Alongside the development of aviation hubs, financial services and free-trade zones, states in the region are also concentrating on becoming international centres of hi-tech research and development, based on the Western model of the science park. So some of the world's largest transnational corporations including Shell, Microsoft and General Electric (GE) are in Doha today for the formal opening of the science park Qatar hopes will secure its place as a world centre of research.

The purpose-built, $300m (£215m), 45,000 sq m Qatar Science and Technology Park (QSTP) is part of a multi-decade "national strategy" to invest the Gulf state's oil and gas wealth for economic stability, social development and non-carbon revenues.

The futuristic architecture houses laboratories, training facilities and office space for research in fields considered central to the diversification of the tiny state's economy – energy, health, environment and IT. Private sector participants including Total, Chevron, EADS and Rolls-Royce are among the 21 companies that between them have already committed to project funding of $225m over five years, which will be matched by the Qatar Foundation that oversees the QSTP. The park will house the first stem-cell bank for the Middle East.

The research facilities are next door to Qatar's "Education City", a 14 million sq m, newly built campus. The plan is for an education system allied with applied, commercial research.

One has to be careful though about jobs in the Middle East nowadays. With oil prices collapsed the economies are in doldrums.

Lured by the promise of a well-paid investment banking job in the growing markets of the Gulf, Ghassan Darwiche left Lebanon for Qatar in 2005.

He landed a banking job in Qatar and then started working at the Standard Chartered Bank in Manama, Bahrain in 2007.

In 2008, he transferred to the wealth management department.

He believes the move was a logical one because of the Gulf's prospering economy; global oil and gas prices were high and investment in the banking and real estate markets showed continued growth.

However, by January 2009, the department had became a "loss entity" for the bank.

"People were pulling out money because of the global financial crisis," he said.

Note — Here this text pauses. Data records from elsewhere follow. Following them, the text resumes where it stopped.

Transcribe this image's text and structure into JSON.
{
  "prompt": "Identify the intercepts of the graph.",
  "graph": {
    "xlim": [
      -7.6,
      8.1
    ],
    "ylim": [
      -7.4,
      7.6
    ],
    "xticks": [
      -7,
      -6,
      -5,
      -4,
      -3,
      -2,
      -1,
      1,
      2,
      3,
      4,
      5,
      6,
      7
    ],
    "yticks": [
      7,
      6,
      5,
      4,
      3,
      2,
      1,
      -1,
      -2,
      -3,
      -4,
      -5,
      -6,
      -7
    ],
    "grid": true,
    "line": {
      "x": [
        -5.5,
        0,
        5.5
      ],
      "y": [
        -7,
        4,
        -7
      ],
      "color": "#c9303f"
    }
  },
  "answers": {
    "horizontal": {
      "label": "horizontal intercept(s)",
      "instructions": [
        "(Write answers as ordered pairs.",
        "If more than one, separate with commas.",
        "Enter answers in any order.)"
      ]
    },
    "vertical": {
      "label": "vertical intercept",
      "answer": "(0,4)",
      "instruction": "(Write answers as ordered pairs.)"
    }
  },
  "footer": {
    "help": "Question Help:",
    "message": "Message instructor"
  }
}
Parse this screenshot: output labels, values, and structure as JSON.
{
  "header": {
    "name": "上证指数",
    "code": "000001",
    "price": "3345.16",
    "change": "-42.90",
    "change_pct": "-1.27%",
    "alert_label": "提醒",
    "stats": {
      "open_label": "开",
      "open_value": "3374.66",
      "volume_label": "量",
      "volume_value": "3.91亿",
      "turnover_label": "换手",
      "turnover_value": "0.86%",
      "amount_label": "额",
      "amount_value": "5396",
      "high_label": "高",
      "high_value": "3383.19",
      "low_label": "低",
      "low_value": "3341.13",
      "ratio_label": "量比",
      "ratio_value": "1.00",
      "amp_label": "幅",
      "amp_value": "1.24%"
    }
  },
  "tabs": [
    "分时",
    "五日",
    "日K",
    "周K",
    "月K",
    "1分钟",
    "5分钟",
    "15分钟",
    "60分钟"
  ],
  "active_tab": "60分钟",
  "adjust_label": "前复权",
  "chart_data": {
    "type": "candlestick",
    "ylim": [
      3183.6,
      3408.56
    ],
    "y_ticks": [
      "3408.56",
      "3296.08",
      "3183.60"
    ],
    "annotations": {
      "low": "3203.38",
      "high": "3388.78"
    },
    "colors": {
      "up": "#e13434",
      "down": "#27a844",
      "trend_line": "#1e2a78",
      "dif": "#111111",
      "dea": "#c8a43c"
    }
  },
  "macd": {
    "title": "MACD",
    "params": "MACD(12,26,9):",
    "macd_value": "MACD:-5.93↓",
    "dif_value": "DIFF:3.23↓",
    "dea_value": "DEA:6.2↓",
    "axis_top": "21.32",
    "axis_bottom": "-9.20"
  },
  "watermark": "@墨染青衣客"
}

The bank then downgraded his department to commercial banking – credit card and insurance applications. Darwiche believed that he was being demoted and quit.

"We all want to climb the ladder. The Arab and European staff left, but the Indian banking professionals tended to stay and accept the downgrade. I didn't want to go backward in my career," he said.

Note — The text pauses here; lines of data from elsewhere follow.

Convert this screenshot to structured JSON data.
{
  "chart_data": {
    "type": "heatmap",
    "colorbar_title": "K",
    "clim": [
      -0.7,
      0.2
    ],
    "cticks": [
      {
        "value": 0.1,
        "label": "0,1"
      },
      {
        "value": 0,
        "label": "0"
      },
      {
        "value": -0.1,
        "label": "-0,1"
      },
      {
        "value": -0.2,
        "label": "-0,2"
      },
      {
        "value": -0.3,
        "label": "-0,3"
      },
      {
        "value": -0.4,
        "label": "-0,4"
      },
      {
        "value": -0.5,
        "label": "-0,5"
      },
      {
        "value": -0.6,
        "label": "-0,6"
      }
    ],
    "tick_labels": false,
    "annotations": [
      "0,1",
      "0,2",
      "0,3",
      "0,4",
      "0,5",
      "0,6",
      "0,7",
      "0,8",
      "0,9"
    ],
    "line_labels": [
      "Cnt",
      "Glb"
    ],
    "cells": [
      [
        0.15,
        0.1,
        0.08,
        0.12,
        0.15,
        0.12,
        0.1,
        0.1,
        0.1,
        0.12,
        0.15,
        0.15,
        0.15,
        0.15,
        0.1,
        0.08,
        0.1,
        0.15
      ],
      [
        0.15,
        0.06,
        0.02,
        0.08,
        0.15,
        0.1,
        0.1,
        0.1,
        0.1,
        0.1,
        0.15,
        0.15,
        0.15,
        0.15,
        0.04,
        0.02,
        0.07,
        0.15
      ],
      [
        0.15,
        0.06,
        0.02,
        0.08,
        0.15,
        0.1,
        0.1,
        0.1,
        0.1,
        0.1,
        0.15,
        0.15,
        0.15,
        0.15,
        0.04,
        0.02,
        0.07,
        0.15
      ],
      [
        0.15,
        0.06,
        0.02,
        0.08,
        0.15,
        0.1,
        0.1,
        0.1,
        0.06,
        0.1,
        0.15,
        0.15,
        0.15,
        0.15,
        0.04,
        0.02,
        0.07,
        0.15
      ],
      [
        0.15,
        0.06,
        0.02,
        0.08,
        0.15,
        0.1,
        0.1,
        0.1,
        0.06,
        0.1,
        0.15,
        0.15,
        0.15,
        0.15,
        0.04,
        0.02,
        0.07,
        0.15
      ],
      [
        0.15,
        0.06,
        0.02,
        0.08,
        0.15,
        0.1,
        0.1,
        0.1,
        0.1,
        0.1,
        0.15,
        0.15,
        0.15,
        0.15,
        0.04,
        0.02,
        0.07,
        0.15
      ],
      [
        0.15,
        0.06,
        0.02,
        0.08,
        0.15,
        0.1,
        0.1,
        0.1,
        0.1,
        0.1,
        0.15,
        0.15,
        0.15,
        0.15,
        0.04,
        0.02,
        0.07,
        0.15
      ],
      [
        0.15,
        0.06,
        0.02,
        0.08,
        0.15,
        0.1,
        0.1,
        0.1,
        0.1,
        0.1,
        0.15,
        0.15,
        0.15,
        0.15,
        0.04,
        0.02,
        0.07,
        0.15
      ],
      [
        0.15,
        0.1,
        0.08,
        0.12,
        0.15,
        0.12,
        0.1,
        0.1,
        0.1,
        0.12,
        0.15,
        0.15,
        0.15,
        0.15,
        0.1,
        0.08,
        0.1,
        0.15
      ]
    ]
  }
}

However, three months after arriving in Beirut and finding no job opportunities for someone with his skills, Darwiche believes he would have fared better had he stayed.

"I'm one of the many victims of the financial crisis but the question now is what to do next."

According to Lebanon's finance ministry, there are some 350,000 Lebanese people working in the Gulf states, which in the past decade had become popular employment destinations.

However, with world markets in recession and foreign investments dwindling, fortunes have been reversed; the ministry says 15,000 Lebanese expatriate workers have returned in recent weeks.

They can be seen at bars and coffee shops in Beirut, lamenting about their newfound joblessness, finding solace among others in the same situation.

May Allah help all our brothers and sisters in this period of difficulty. Amen.